0.5–0.7 (or 50–70)Needs ImprovementSignificant quality gaps. Analyze which cases failed and why.
Below 0.5 (or below 50)PoorThe agent is struggling with these cases. Review the system prompt and agent configuration.

Common Use Cases

ScenarioHow to Set It Up
"I want to test if my FAQ bot gives correct answers"Create test cases with FAQ questions and expected answers.

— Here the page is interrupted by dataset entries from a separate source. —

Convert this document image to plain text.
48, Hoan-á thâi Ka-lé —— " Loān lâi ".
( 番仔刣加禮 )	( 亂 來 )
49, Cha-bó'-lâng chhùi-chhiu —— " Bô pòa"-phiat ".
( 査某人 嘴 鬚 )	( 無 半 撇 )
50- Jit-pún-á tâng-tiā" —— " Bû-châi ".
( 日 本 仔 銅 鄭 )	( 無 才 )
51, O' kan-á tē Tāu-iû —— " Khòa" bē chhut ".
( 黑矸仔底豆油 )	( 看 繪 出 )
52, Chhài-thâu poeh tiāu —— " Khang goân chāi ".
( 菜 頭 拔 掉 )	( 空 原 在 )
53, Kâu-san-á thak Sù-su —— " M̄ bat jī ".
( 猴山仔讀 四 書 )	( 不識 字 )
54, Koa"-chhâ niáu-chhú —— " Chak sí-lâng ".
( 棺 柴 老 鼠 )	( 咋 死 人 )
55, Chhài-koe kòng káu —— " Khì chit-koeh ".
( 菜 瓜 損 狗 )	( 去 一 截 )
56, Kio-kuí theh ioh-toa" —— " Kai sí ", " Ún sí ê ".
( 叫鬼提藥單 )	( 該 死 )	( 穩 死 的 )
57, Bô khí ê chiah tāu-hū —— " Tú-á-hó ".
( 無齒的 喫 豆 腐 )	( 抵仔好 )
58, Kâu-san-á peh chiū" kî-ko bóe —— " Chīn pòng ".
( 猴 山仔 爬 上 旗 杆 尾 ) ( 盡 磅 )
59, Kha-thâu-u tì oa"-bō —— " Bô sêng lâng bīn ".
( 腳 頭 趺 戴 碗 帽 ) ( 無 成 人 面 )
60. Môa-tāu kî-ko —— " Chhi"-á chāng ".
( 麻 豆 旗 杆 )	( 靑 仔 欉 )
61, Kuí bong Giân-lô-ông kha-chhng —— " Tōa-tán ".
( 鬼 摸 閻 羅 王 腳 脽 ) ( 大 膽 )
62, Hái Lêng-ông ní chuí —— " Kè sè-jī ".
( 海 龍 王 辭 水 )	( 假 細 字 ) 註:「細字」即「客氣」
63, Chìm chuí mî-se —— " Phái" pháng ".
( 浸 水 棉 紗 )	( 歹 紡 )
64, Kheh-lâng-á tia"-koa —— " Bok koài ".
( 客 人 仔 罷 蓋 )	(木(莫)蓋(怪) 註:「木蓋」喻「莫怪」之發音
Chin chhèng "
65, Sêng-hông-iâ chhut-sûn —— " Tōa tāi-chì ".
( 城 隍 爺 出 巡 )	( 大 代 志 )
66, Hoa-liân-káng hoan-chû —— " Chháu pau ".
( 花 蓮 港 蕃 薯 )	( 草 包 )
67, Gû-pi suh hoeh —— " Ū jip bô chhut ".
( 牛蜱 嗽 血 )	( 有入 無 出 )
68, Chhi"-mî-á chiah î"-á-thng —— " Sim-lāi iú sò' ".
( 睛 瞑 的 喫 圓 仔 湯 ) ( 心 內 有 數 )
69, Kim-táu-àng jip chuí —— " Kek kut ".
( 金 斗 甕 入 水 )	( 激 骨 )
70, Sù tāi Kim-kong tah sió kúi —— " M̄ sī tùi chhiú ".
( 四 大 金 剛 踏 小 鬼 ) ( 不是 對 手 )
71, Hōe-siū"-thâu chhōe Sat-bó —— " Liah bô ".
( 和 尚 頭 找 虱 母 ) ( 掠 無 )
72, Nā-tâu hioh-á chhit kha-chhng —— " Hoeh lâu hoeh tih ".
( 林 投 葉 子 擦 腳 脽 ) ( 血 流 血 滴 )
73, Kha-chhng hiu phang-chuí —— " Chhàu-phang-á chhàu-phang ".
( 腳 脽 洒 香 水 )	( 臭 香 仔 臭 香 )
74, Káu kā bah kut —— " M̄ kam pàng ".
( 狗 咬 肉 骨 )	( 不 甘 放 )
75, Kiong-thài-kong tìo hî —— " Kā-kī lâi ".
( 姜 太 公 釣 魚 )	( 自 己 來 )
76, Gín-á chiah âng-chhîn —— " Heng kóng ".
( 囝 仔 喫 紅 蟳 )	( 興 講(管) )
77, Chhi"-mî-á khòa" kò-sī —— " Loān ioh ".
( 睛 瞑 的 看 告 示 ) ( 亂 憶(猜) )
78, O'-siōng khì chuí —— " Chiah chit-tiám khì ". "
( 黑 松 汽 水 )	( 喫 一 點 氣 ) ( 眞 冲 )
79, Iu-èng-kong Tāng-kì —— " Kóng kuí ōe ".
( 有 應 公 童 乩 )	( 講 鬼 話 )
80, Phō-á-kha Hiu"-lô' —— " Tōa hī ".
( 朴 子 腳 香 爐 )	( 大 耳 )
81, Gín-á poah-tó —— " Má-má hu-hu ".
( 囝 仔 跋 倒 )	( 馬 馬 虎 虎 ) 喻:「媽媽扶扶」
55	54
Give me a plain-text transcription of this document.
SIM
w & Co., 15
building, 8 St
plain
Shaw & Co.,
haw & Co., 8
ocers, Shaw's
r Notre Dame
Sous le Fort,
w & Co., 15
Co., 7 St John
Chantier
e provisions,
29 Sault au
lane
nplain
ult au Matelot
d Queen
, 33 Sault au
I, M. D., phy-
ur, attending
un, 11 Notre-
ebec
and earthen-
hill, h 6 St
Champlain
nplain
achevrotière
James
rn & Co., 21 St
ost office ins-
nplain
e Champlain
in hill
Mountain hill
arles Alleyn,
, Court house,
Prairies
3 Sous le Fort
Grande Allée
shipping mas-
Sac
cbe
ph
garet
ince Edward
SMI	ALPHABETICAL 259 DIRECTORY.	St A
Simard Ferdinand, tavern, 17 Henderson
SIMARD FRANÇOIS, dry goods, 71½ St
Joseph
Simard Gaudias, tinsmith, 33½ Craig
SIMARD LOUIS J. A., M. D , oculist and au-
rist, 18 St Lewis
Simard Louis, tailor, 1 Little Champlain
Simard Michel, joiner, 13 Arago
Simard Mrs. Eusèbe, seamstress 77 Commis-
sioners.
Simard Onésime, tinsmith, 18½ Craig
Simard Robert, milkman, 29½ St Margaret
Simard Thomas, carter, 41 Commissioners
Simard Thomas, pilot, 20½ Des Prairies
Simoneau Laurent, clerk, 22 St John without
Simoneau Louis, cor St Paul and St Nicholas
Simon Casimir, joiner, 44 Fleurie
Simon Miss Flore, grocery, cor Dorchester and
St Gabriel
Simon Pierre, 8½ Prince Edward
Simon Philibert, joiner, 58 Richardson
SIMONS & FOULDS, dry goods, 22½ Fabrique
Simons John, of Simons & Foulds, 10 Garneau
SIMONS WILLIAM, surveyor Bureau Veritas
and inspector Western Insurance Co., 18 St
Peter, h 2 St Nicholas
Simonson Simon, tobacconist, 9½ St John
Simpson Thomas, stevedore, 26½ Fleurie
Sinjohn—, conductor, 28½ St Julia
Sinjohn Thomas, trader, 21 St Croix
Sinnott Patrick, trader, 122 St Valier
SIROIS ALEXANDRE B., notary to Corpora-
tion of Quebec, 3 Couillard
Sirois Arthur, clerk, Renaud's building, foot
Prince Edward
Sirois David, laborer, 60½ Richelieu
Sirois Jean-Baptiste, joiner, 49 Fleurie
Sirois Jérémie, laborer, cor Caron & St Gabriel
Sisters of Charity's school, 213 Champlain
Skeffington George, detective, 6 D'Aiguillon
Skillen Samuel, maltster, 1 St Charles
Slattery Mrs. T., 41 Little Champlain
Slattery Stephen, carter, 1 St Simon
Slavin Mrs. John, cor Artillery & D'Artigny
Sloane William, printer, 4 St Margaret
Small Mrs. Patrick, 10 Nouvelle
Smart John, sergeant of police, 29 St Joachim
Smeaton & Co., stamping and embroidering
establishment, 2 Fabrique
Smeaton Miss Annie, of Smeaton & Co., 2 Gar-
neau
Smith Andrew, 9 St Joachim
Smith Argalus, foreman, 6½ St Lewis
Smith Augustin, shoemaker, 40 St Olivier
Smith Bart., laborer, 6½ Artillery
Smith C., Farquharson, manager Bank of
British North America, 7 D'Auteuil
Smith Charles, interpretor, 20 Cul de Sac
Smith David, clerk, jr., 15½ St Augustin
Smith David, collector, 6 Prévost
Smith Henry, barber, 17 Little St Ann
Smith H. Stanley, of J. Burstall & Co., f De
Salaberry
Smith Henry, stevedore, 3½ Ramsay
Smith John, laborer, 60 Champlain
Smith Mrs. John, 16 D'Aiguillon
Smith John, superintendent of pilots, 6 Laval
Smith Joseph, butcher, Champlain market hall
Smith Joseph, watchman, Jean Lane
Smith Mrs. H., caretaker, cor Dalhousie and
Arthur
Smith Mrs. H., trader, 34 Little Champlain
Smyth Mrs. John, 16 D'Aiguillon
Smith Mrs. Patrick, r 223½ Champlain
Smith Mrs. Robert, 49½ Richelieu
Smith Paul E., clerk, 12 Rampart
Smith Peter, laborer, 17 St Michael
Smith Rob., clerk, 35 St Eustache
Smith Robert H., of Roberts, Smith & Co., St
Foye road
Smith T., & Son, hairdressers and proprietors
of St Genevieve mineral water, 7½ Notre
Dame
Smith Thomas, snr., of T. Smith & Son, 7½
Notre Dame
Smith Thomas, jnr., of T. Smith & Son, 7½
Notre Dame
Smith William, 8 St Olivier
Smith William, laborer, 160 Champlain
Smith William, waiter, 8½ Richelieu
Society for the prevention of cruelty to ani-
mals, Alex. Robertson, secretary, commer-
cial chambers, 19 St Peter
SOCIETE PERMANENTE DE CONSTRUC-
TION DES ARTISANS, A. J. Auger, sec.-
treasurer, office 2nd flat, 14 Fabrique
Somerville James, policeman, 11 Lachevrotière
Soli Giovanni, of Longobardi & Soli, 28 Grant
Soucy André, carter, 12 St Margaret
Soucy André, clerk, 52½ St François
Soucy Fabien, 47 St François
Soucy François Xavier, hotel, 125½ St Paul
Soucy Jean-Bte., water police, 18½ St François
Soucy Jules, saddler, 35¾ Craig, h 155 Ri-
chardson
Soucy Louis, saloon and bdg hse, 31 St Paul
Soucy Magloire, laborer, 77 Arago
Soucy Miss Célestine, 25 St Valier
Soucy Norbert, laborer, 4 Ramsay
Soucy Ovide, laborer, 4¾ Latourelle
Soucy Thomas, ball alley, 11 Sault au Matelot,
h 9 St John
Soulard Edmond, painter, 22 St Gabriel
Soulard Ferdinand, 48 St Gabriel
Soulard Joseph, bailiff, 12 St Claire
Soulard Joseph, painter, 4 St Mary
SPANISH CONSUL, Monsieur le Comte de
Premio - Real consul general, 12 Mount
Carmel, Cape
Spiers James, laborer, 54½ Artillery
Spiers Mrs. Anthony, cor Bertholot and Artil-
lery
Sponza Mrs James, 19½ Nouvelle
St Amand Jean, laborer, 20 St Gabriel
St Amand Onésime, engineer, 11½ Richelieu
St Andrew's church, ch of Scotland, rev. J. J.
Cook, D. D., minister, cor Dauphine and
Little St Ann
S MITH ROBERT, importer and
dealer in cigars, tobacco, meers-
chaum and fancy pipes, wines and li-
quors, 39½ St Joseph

Use response_match_score or final_response_match_v2.
"I want to check if responses are coherent and well-written"Create test cases with various prompts (no expected answers needed). Use coherence + fluency.
"I want to ensure my agent doesn't hallucinate"Create test cases with factual questions. Use groundedness + hallucinations_v1.
"I want to verify my agent uses tools correctly"Create test cases that require tool use. Use tool_trajectory_avg_score.
"I changed my agent's prompt and want to check for regressions"Re-run your existing eval set and compare the new scores against previous runs in the history.

Tips for Beginners

  • Start with 5–10 test cases — Cover the most common and most important use cases for your agent.
  • Include both easy and hard cases — Easy cases verify basic functionality; hard cases reveal the agent's limits.
  • Use multiple metrics — Don't rely on a single metric. Use a combination (e.g., response_match + coherence + safety) for a complete picture.
  • Re-run after changes — Every time you update your agent's system prompt, re-run your eval set to check for regressions.
  • Grow your eval set over time — When you find a bug in production, add it as a new test case to prevent regressions.